J'aime tout de l'Italie, Giorgio Strehler, Ettore Scola, Malaparte, Elsa Morante, Machiavel, Rome, la mode, les pâtes De Cecco, les paparazzis, ma mère, mon père, le café au lait du café Italia boulevard Saint-Laurent, et Gino du même café même s'il m'a fait chier des millions de fois avec " son " Maradona, j'aime tout de l'Italie, sauf ses joueurs de football.

J'arrive de Senlis où ils se sont dérouillé les jambes hier matin. Instantanés. Alessandro Del Piero, le Leonardo di Caprio du foot italien qui fait mouiller les petites filles, mais qui n'a pas mouillé son maillot une seule fois depuis trois semaines. Ses dribbles devaient dynamiter le Mondial. Il a été totalement inexistant. Hier à l'entraînement, c'était le plus beau.

Roberto Baggio. Dit le boudeur. Tout ce qu'il a fait de bien depuis le dernier Mondial, c'est se couper cette natte ridicule qu'il se tressait dans le cou. Baggio, toujours écrasé par la pression. Baggio l'introverti, le discret, le raffiné, un de ces Italiens qui donnerait son âme au diable pour ne plus être italien, mais comme le diable n'est pas assez loin de l'Italie, vous savez ce qu'il a fait, Baggio ? Il a donné son âme à Bouddha. Bouddhiste, oui. Et végétarien. Sa maman, qui fait le meilleur osso bucco de toute l'Émilie, est en train d'en mourir de chagrin. Hier à l'entraînement, Baggio portait le monde sur le dos.

De Pagliuca, le gardien de Milan, qui n'aime que les photographes de toute façon, je ne dirai rien : cette fois, c'est moi qui ai honte d'avoir le même passeport qu'un bellâtre tiré du bazar de la commedia dell'arte. Hier à l'entraînement, il a encore fait le hot-dog, pour l'exclusif amusement des photographes.

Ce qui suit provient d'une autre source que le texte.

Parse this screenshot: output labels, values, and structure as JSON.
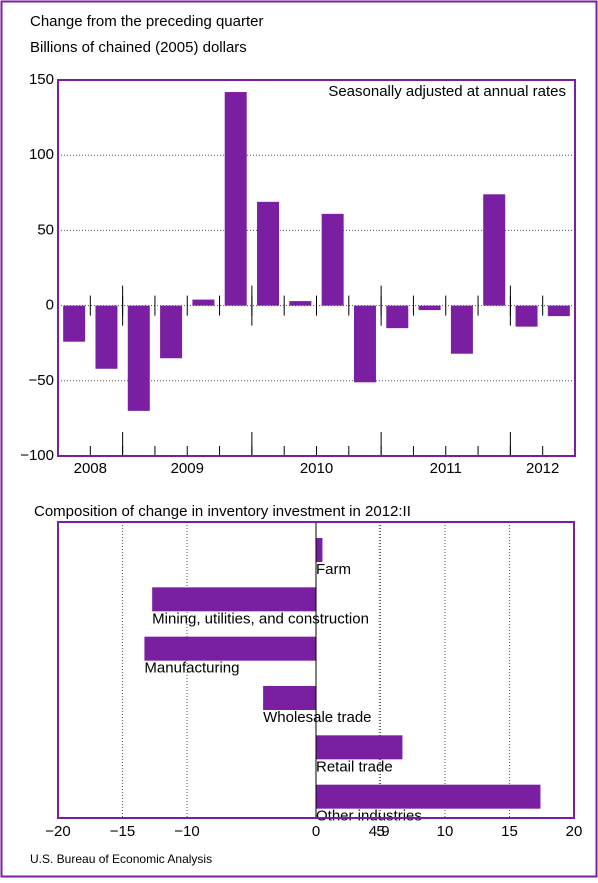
{
  "chart_data": [
    {
      "type": "bar",
      "title": "Change from the preceding quarter",
      "subtitle": "Billions of chained (2005) dollars",
      "annotation": "Seasonally adjusted at annual rates",
      "categories": [
        null,
        null,
        null,
        null,
        null,
        null,
        null,
        null,
        null,
        null,
        null,
        null,
        null,
        null,
        null,
        null
      ],
      "groups": [
        {
          "label": "2008",
          "count": 2
        },
        {
          "label": "2009",
          "count": 4
        },
        {
          "label": "2010",
          "count": 4
        },
        {
          "label": "2011",
          "count": 4
        },
        {
          "label": "2012",
          "count": 2
        }
      ],
      "values": [
        -24,
        -42,
        -70,
        -35,
        4,
        142,
        69,
        3,
        61,
        -51,
        -15,
        -3,
        -32,
        74,
        -14,
        -7
      ],
      "color": "#7b1fa2",
      "ylim": [
        -100,
        150
      ],
      "yticks": [
        {
          "value": -100,
          "label": "−100"
        },
        {
          "value": -50,
          "label": "−50"
        },
        0,
        50,
        100,
        150
      ],
      "grid": true
    },
    {
      "type": "hbar",
      "title": "Composition of change in inventory investment in 2012:II",
      "categories": [
        "Farm",
        "Mining, utilities, and construction",
        "Manufacturing",
        "Wholesale trade",
        "Retail trade",
        "Other industries"
      ],
      "values": [
        0.5,
        -12.7,
        -13.3,
        -4.1,
        6.7,
        17.4
      ],
      "color": "#7b1fa2",
      "xlim": [
        -20,
        20
      ],
      "xticks": [
        {
          "value": -20,
          "label": "−20"
        },
        {
          "value": -15,
          "label": "−15"
        },
        {
          "value": -10,
          "label": "−10"
        },
        4.9,
        0,
        5,
        10,
        15,
        20
      ],
      "grid": true
    }
  ],
  "source": "U.S. Bureau of Economic Analysis"
}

Reste ce Christian Vieri, frustre marqueur de buts, cinq jusqu'ici, qui faisait titrer à L'Équipe ce matin au-dessus de sa photo : " Pas de panique ", mais en si gros qu'on comprenait que les Français ont peur de lui. Il a une bonne tête, Vieri. Élevé en Australie, de mère française, sans doute un gentil garçon, mais c'est pas lui, c'est pas les joueurs italiens un par un, c'est le football qu'ils jouent ensemble...

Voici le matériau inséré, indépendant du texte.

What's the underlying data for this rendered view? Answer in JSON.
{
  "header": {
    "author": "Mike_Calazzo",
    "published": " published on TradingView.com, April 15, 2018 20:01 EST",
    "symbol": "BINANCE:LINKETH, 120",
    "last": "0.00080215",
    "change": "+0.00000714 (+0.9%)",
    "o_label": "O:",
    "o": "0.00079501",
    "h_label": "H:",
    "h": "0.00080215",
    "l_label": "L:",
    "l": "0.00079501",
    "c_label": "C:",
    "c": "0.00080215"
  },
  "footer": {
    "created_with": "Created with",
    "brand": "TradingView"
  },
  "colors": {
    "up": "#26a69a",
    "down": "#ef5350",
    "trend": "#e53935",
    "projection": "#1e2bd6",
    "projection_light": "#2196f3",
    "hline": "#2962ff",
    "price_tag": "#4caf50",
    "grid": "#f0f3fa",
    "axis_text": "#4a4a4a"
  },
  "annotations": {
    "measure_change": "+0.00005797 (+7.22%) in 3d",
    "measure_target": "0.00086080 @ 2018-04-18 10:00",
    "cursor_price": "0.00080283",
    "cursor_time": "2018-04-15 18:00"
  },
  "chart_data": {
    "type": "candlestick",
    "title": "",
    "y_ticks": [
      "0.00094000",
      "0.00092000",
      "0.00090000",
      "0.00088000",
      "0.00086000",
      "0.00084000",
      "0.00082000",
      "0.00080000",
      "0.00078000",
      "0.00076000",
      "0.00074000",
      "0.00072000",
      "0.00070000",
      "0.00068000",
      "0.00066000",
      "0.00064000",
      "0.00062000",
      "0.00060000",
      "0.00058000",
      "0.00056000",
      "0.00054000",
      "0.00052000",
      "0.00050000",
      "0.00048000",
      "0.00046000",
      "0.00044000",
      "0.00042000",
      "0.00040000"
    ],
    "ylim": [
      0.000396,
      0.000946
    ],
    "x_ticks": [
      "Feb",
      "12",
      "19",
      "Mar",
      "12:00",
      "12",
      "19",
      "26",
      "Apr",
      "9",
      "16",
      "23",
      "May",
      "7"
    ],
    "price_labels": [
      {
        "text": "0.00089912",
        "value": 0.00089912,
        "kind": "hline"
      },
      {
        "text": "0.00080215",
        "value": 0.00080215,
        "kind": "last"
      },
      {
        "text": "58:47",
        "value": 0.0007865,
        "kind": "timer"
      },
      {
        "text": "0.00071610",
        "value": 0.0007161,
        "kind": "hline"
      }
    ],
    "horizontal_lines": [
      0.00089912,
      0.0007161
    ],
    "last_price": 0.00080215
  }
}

Je n'ai jamais compris comment l'Italie, pays généreux et bordélique, voire chaotique, souvent au bord du gouffre, le pays de l'inventivité, de la débrouille, pouvait jouer un football aussi... aussi... je ne trouve pas de mot assez rikiki pour qualifier ce football de traîne-misère. Je ne comprends pas comment les petits-enfants de Michel-Ange, avec leur sens inné du beau, ont pu produire un football aussi laid.

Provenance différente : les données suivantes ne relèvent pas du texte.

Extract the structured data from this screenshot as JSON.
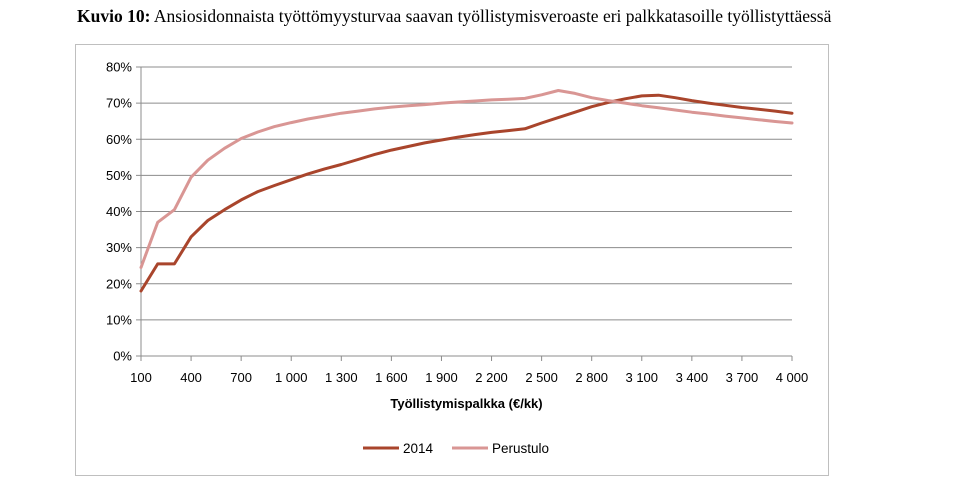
{
  "caption": {
    "label": "Kuvio 10:",
    "text": "Ansiosidonnaista työttömyysturvaa saavan työllistymisveroaste eri palkkatasoille työllistyttäessä"
  },
  "chart_data": {
    "type": "line",
    "xlabel": "Työllistymispalkka (€/kk)",
    "ylabel": "",
    "xlim": [
      100,
      4000
    ],
    "ylim": [
      0,
      80
    ],
    "x_ticks": [
      {
        "value": 100,
        "label": "100"
      },
      {
        "value": 400,
        "label": "400"
      },
      {
        "value": 700,
        "label": "700"
      },
      {
        "value": 1000,
        "label": "1 000"
      },
      {
        "value": 1300,
        "label": "1 300"
      },
      {
        "value": 1600,
        "label": "1 600"
      },
      {
        "value": 1900,
        "label": "1 900"
      },
      {
        "value": 2200,
        "label": "2 200"
      },
      {
        "value": 2500,
        "label": "2 500"
      },
      {
        "value": 2800,
        "label": "2 800"
      },
      {
        "value": 3100,
        "label": "3 100"
      },
      {
        "value": 3400,
        "label": "3 400"
      },
      {
        "value": 3700,
        "label": "3 700"
      },
      {
        "value": 4000,
        "label": "4 000"
      }
    ],
    "y_ticks": [
      {
        "value": 0,
        "label": "0%"
      },
      {
        "value": 10,
        "label": "10%"
      },
      {
        "value": 20,
        "label": "20%"
      },
      {
        "value": 30,
        "label": "30%"
      },
      {
        "value": 40,
        "label": "40%"
      },
      {
        "value": 50,
        "label": "50%"
      },
      {
        "value": 60,
        "label": "60%"
      },
      {
        "value": 70,
        "label": "70%"
      },
      {
        "value": 80,
        "label": "80%"
      }
    ],
    "grid": true,
    "legend_position": "bottom",
    "series": [
      {
        "name": "2014",
        "color": "#a9452c",
        "points": [
          [
            100,
            18
          ],
          [
            200,
            25.5
          ],
          [
            300,
            25.5
          ],
          [
            400,
            33
          ],
          [
            500,
            37.5
          ],
          [
            600,
            40.5
          ],
          [
            700,
            43.2
          ],
          [
            800,
            45.5
          ],
          [
            900,
            47.2
          ],
          [
            1000,
            48.8
          ],
          [
            1100,
            50.4
          ],
          [
            1200,
            51.8
          ],
          [
            1300,
            53
          ],
          [
            1400,
            54.4
          ],
          [
            1500,
            55.8
          ],
          [
            1600,
            57
          ],
          [
            1700,
            58
          ],
          [
            1800,
            59
          ],
          [
            1900,
            59.8
          ],
          [
            2000,
            60.6
          ],
          [
            2100,
            61.3
          ],
          [
            2200,
            61.9
          ],
          [
            2300,
            62.4
          ],
          [
            2400,
            62.9
          ],
          [
            2500,
            64.5
          ],
          [
            2600,
            66
          ],
          [
            2700,
            67.5
          ],
          [
            2800,
            69
          ],
          [
            2900,
            70.2
          ],
          [
            3000,
            71.2
          ],
          [
            3100,
            72
          ],
          [
            3200,
            72.2
          ],
          [
            3300,
            71.5
          ],
          [
            3400,
            70.7
          ],
          [
            3500,
            70
          ],
          [
            3600,
            69.4
          ],
          [
            3700,
            68.8
          ],
          [
            3800,
            68.3
          ],
          [
            3900,
            67.8
          ],
          [
            4000,
            67.2
          ]
        ]
      },
      {
        "name": "Perustulo",
        "color": "#d99694",
        "points": [
          [
            100,
            24.5
          ],
          [
            200,
            37
          ],
          [
            300,
            40.5
          ],
          [
            400,
            49.5
          ],
          [
            500,
            54.2
          ],
          [
            600,
            57.5
          ],
          [
            700,
            60.2
          ],
          [
            800,
            62
          ],
          [
            900,
            63.5
          ],
          [
            1000,
            64.6
          ],
          [
            1100,
            65.6
          ],
          [
            1200,
            66.4
          ],
          [
            1300,
            67.2
          ],
          [
            1400,
            67.8
          ],
          [
            1500,
            68.4
          ],
          [
            1600,
            68.9
          ],
          [
            1700,
            69.3
          ],
          [
            1800,
            69.6
          ],
          [
            1900,
            70
          ],
          [
            2000,
            70.3
          ],
          [
            2100,
            70.6
          ],
          [
            2200,
            70.9
          ],
          [
            2300,
            71.1
          ],
          [
            2400,
            71.3
          ],
          [
            2500,
            72.3
          ],
          [
            2600,
            73.5
          ],
          [
            2700,
            72.7
          ],
          [
            2800,
            71.5
          ],
          [
            2900,
            70.7
          ],
          [
            3000,
            70
          ],
          [
            3100,
            69.3
          ],
          [
            3200,
            68.7
          ],
          [
            3300,
            68.1
          ],
          [
            3400,
            67.5
          ],
          [
            3500,
            67
          ],
          [
            3600,
            66.4
          ],
          [
            3700,
            65.9
          ],
          [
            3800,
            65.4
          ],
          [
            3900,
            64.9
          ],
          [
            4000,
            64.5
          ]
        ]
      }
    ]
  }
}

Le football italien a les deux pieds dans le triangle industriel Bologne-Milan-Turin. On n'est pas là pour rêver, dit Agnelli le patron de la Fiat et de la Juventus de Turin, on est là pour produire et pour gagner.

C'est cette culture de la victoire que n'ont pas les Français.

Et c'est justement pour ça que les Français vont gagner aujourd'hui.

Parce qu'il faut bien, nom de dieu, que le rêve gagne de temps en temps. En fait si, je comprends. Et c'est là que je voulais en venir. Le football italien ne se nourrit pas de culture, mais d'économie et de réalisme. On n'est pas là pour rêver.